Bear pit could face alterations after mascot research
Feb. 14, 2003
The Baylor Lariat
By Elvia Aguilar
Environmental studies students presented their research Wednesday on enrichment for captive animals as part of the Scholars' Day activities.
The discussion highlighted the treatment of the Baylor mascots and how Baylor can use enrichment methods to decrease the unnatural behaviors of Judge Joy Reynolds and Judge Sue 'Lady' Sloan in the future.
'Enrichment is the process of invoking a natural response to different stimuli, foods, puzzles and devices in any given animal's environment,' Briana Armendariz, an El Paso junior, said.
Beginning of concern
The interest in the bears' treatment increased after SHARK (Showing Animals Respect and Kindness), a non-profit organization dedicated to ending abuse and suffering of animals, recently challenged Baylor to make changes in the Steve Hudson Memorial Bear Plaza.
SHARK accused Baylor of mistreating the mascots arguing that Baylor's status as a Class C zoo is not appropriate for the two bears.

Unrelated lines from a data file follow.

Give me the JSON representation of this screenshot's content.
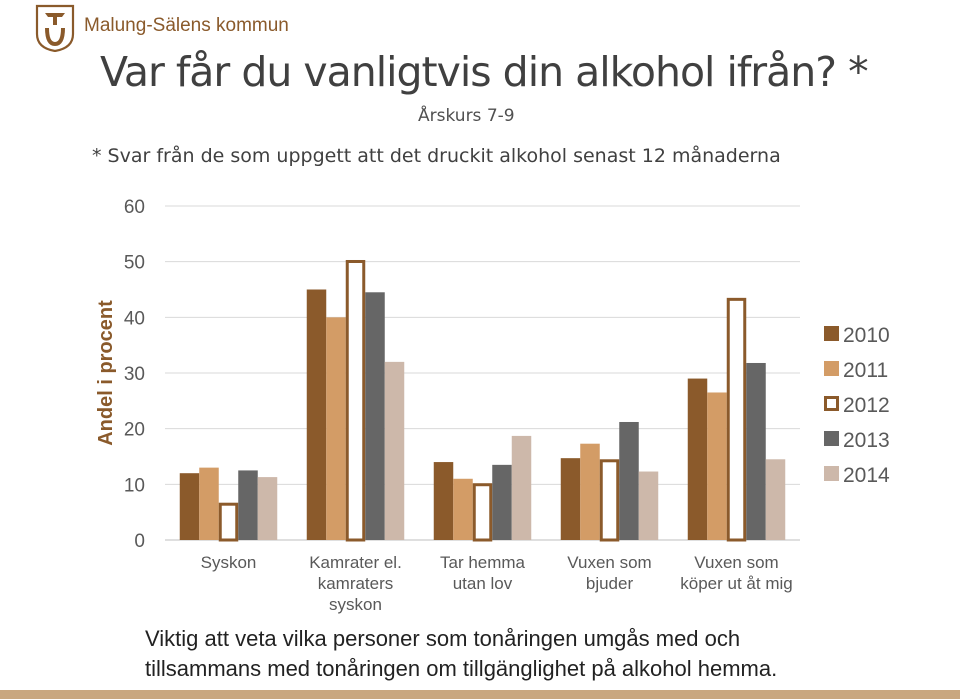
{
  "header": {
    "org_name": "Malung-Sälens kommun",
    "logo": "horseshoe-hammer-logo"
  },
  "title": "Var får du vanligtvis din alkohol ifrån? *",
  "subtitle": "Årskurs 7-9",
  "note": "*  Svar från de som uppgett att det druckit alkohol senast 12 månaderna",
  "chart_data": {
    "type": "bar",
    "ylabel": "Andel i procent",
    "ylim": [
      0,
      60
    ],
    "yticks": [
      0,
      10,
      20,
      30,
      40,
      50,
      60
    ],
    "grid": true,
    "legend_position": "right",
    "categories": [
      "Syskon",
      "Kamrater el. kamraters syskon",
      "Tar hemma utan lov",
      "Vuxen som bjuder",
      "Vuxen som köper ut åt mig"
    ],
    "category_lines": [
      [
        "Syskon"
      ],
      [
        "Kamrater el.",
        "kamraters",
        "syskon"
      ],
      [
        "Tar hemma",
        "utan lov"
      ],
      [
        "Vuxen som",
        "bjuder"
      ],
      [
        "Vuxen som",
        "köper ut åt mig"
      ]
    ],
    "series": [
      {
        "name": "2010",
        "color": "#8b5a2b",
        "fill": true,
        "values": [
          12,
          45,
          14,
          14.7,
          29
        ]
      },
      {
        "name": "2011",
        "color": "#d39c66",
        "fill": true,
        "values": [
          13,
          40,
          11,
          17.3,
          26.5
        ]
      },
      {
        "name": "2012",
        "color": "#8b5a2b",
        "fill": false,
        "values": [
          6.7,
          50.3,
          10.2,
          14.5,
          43.5
        ]
      },
      {
        "name": "2013",
        "color": "#666666",
        "fill": true,
        "values": [
          12.5,
          44.5,
          13.5,
          21.2,
          31.8
        ]
      },
      {
        "name": "2014",
        "color": "#cdb8aa",
        "fill": true,
        "values": [
          11.3,
          32,
          18.7,
          12.3,
          14.5
        ]
      }
    ]
  },
  "footer": {
    "line1": "Viktig att veta vilka personer som tonåringen umgås med och",
    "line2": "tillsammans med tonåringen om tillgänglighet på alkohol hemma."
  },
  "colors": {
    "brand": "#8a5a2b",
    "bottom_bar": "#c9a77f"
  }
}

However, Heidi Marcum, a senior lecturer in the environmental studies department, said the Baylor Chamber of Commerce is doing a good job.
'I think that the guardrails are not safe enough, and many other things need to be changed, but it is not the Chamber's fault,' Marcum said.
'They are doing the best they can, but they need money to make things better.'
Time for changes
Ben Simpson, a 2002 graduate and former Chamber member, conducted research on Joy this summer and concluded that enrichment improved her behavior.
Joy spent a significant amount of time foraging for food, rather than resting or sleeping.
Both Simpson and Marcum recommended that the bears receive a drastic improvement in their exhibit.
The Bear Pit has not been renovated since 1976.
Chamber has incorporated some of Simpson and Marcum's enrichment ideas and is trying to raise about $600,000 to renovate the bear plaza.
Marcum also praised Chamber's decision to allow both bears to interact with each other instead of keeping them apart.
Those present at the meeting said they were glad to hear of the changes and hope that conditions continue to improve.
'I was really concerned for the bear when I saw it pacing back and forth swinging its head,' said Kathleen Miller, an Armstrong Browning Library administrative coordinator.
Moving to other animals
Some of the students involved with the environmental studies program continue to do research on the effects of enrichment with animals such as lions, tigers and rhinoceroses.
The students have traveled to different zoos across the nation to learn different methods of enrichment.
Their projects were part of a summer environmental field school taught by Marcum.
The course involved four weeks of research and observation at Waco's Cameron Park Zoo and then one week in South Padre Island working with sea turtles.
'Enrichment is definitely a good thing, and we need to continue using it here,' Jennifer Alexander, a Hewitt graduate student, said.